Arthur Sullivan was afforded a full military funeral in London where the Australian contingent's salute volley was respectfully returned by the Foot Guards. General Birdwood and a dozen British VC winners attended the funeral. His body was cremated in London and his ashes were returned to Sydney and interred at the Northern Suburbs Crematorium. A month after the funeral, a gap was deliberately left in the ranks of the Australian contingent as they marched in the coronation parade.
In 1939 a plaque was placed upon the iron railings of Wellington Barracks in his honour. It features the second version of the Australian Army's Rising Sun badge, four decorative Victoria Crosses in each corner, a twisted vine of leaves, and reads: "To The Glory Of God And In Ever Living Memory Of Gnr. Arthur P. Sullivan. V.C. Who was accidentally killed on April 9th 1937 whilst serving as a representative of his country at the coronation of H.M.King George VI. Thus tablet was erected by his comrades of the Australian Coronation Contingent 1939."

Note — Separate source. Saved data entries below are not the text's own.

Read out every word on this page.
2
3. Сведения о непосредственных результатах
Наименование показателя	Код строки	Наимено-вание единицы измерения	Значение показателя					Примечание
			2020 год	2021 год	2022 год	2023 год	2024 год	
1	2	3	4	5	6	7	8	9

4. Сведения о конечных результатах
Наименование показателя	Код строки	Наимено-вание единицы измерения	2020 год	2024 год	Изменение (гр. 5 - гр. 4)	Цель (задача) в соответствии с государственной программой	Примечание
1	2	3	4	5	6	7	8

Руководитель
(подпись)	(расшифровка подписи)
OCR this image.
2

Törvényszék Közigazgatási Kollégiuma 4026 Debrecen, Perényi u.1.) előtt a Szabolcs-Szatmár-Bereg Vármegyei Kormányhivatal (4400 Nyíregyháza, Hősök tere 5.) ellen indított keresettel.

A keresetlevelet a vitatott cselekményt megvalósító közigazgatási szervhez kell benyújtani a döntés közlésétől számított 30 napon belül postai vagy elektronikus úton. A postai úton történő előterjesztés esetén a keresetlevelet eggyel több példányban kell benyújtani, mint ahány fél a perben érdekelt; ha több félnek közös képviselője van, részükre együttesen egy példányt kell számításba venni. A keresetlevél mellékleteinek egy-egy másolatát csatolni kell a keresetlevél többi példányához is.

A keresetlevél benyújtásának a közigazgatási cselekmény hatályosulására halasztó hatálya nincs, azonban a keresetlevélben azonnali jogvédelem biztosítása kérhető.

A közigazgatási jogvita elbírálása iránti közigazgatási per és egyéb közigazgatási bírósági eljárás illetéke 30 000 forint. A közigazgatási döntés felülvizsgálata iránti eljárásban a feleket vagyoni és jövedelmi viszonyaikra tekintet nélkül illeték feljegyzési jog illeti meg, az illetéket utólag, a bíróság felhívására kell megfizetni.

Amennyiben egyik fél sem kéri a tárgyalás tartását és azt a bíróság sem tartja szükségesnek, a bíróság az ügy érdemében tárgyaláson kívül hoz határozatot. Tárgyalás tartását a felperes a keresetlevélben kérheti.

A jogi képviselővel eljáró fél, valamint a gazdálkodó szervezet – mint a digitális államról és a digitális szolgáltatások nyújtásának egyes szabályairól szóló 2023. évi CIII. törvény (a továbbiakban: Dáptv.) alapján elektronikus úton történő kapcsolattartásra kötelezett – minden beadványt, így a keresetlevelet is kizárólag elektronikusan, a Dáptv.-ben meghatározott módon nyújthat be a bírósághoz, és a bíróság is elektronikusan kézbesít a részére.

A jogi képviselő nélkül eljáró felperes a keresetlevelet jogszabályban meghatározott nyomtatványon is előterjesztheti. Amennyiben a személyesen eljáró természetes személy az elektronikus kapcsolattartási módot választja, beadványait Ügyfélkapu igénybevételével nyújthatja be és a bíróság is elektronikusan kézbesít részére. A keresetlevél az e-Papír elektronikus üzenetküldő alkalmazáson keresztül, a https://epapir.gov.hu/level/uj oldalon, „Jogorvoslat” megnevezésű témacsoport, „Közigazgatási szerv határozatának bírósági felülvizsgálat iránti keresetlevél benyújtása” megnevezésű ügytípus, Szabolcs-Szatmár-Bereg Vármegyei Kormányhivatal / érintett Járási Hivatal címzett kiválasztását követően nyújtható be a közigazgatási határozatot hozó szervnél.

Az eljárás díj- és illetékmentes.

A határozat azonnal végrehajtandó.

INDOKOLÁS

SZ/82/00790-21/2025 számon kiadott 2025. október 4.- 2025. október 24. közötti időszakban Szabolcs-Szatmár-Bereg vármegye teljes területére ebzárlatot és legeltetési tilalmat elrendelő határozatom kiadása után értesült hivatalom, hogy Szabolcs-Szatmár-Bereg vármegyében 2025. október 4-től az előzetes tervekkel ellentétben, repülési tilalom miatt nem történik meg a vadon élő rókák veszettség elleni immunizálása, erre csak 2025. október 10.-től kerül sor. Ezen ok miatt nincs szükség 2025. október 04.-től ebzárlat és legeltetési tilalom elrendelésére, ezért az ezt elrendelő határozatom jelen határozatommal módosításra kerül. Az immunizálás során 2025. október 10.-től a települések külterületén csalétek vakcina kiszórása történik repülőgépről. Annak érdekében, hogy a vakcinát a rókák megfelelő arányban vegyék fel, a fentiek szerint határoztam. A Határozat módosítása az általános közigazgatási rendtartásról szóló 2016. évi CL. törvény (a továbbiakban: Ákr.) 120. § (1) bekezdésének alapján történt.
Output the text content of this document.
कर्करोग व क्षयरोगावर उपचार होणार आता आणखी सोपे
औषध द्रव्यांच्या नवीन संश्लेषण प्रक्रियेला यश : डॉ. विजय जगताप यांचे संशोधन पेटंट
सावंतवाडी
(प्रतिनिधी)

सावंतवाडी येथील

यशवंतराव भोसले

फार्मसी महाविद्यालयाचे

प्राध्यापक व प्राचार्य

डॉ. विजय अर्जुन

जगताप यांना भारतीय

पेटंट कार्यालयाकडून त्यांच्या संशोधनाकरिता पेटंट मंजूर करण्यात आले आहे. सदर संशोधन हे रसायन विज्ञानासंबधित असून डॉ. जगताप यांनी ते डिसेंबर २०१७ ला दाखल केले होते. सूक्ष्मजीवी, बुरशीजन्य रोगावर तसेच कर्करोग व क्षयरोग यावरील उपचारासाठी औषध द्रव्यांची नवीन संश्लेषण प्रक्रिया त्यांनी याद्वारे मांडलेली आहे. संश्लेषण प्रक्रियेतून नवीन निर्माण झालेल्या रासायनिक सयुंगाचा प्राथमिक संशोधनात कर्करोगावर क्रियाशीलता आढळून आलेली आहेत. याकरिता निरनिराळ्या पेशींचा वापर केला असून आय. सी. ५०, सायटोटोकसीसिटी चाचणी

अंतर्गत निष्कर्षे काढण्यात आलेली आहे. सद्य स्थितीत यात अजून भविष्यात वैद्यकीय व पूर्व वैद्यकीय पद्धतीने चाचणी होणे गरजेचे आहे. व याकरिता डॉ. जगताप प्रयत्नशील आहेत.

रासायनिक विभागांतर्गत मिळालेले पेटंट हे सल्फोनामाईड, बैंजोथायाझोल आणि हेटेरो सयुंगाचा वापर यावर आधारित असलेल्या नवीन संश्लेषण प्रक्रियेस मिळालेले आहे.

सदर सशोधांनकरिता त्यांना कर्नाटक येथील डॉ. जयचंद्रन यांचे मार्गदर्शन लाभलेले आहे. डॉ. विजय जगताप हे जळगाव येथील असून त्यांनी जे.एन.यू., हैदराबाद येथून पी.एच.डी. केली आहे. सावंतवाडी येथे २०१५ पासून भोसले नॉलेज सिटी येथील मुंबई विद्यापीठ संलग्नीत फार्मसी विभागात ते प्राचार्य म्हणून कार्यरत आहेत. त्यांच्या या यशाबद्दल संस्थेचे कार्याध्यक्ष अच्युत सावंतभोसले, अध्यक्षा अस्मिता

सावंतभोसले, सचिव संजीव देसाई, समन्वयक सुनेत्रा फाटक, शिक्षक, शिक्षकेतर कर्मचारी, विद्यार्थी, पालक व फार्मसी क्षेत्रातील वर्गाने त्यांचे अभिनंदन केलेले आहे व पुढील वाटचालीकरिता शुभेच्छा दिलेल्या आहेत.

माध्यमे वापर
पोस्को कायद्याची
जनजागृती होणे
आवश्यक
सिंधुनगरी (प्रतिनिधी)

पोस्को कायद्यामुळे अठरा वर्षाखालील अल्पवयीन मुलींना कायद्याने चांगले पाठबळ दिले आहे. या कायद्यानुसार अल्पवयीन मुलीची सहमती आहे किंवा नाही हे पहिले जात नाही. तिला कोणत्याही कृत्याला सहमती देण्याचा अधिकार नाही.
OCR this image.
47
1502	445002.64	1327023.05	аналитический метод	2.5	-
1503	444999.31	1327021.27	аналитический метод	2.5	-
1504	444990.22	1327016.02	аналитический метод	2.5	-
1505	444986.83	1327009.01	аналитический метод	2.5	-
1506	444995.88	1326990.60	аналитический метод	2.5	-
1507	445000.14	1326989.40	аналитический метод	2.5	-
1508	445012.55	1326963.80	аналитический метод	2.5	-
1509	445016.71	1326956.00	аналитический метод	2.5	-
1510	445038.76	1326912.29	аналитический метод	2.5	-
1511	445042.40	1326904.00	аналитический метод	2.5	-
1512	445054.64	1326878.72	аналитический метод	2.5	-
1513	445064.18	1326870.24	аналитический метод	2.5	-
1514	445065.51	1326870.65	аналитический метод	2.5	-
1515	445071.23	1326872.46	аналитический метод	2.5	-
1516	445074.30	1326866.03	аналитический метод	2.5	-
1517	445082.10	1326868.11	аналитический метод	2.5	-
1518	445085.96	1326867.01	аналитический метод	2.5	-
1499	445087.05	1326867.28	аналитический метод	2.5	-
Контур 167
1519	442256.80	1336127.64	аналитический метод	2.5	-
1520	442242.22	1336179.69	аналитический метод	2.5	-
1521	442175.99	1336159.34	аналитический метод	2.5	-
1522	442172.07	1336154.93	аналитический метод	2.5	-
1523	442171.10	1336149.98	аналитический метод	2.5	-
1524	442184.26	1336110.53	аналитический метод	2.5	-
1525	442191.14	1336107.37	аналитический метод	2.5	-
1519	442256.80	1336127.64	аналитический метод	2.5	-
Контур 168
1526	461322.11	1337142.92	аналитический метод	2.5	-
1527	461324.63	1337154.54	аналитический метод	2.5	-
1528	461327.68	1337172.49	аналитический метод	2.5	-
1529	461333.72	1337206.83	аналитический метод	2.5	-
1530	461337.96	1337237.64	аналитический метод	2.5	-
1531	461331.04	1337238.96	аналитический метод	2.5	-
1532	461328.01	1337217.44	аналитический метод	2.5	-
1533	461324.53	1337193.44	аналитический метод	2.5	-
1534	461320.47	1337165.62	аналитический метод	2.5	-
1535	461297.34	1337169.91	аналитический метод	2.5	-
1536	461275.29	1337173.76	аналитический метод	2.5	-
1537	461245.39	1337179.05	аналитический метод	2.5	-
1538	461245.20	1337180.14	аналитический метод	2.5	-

His wife Dorothy died in 1980 and left his Victoria Cross to the Australian War Memorial in Canberra, where it is displayed in the Hall of Valour.
Arthur died an accidental death, having shown unusual bravery. However grotesque it may seem that he died in what seems a random way, I cannot help but feel that a man of courage, as he was, could have been allowed to die normally.
Victory ultimately remains with those who have loved, who love, who are willing to stand up for their love.